Sortir des normes, une manière d’affirmer sa singularité

Divers facteurs peuvent toutefois donner plus ou moins de liberté sur l’apparence vestimentaire. « Un indépendant est beaucoup plus libre dans ses choix de vêtements. Ça dépend aussi de là où on en est dans son parcours professionnel. Si on n’a plus rien à prouver, qu’on a déjà une belle carrière, on se libère plus facilement du regard des autres », assure Magalie Auger. Un constat que fait également Karim Hechmi, CEO de Find Your Way, formateur employabilité et carrière, et auteur de « Deviens un aimant à recruteurs sur LinkedIn » aux éditions Eyrolles.
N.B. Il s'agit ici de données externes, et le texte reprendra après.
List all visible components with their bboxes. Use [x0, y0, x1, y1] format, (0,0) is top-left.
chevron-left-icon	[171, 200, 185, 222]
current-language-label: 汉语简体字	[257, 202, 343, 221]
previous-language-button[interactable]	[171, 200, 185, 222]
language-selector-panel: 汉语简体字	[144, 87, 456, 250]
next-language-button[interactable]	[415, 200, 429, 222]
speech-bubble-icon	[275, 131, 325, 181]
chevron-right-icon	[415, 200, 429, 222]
Au début de sa carrière, Karim Hechmi travaillait dans un cabinet d’avocat et portait un costume complet tous les jours. « Quand on est junior, il faut rentrer dans le moule. Mais plus on gagne en expertise, plus on gagne en liberté. Mon business marche extrêmement bien aujourd’hui, je suis reconnu et j’ai moins de réflexion sur mon style », confie-t-il. Sweat à capuche, jean, baskets et casquette… Il a fait de son look sa marque de fabrique. En tant que solopreneur, cette distinction a son importance pour se démarquer, sortir du lot et attirer l’œil notamment sur les réseaux sociaux professionnels. Karim Hechmi reconnaît que le secteur a son importance.

« Il y a des domaines comme l’audit, la banque, la justice par exemple où il est plus nécessaire d’adopter une apparence vestimentaire très formelle. Mais dans d’autres secteurs, le look a évolué et le jean-baskets est beaucoup plus fréquent. Pour moi, c’est important d’être moi-même, de sortir des clichés. On devrait davantage s’en moquer », estime-t-il. En attendant, à chacune de suivre ou non les codes en fonction de sa situation.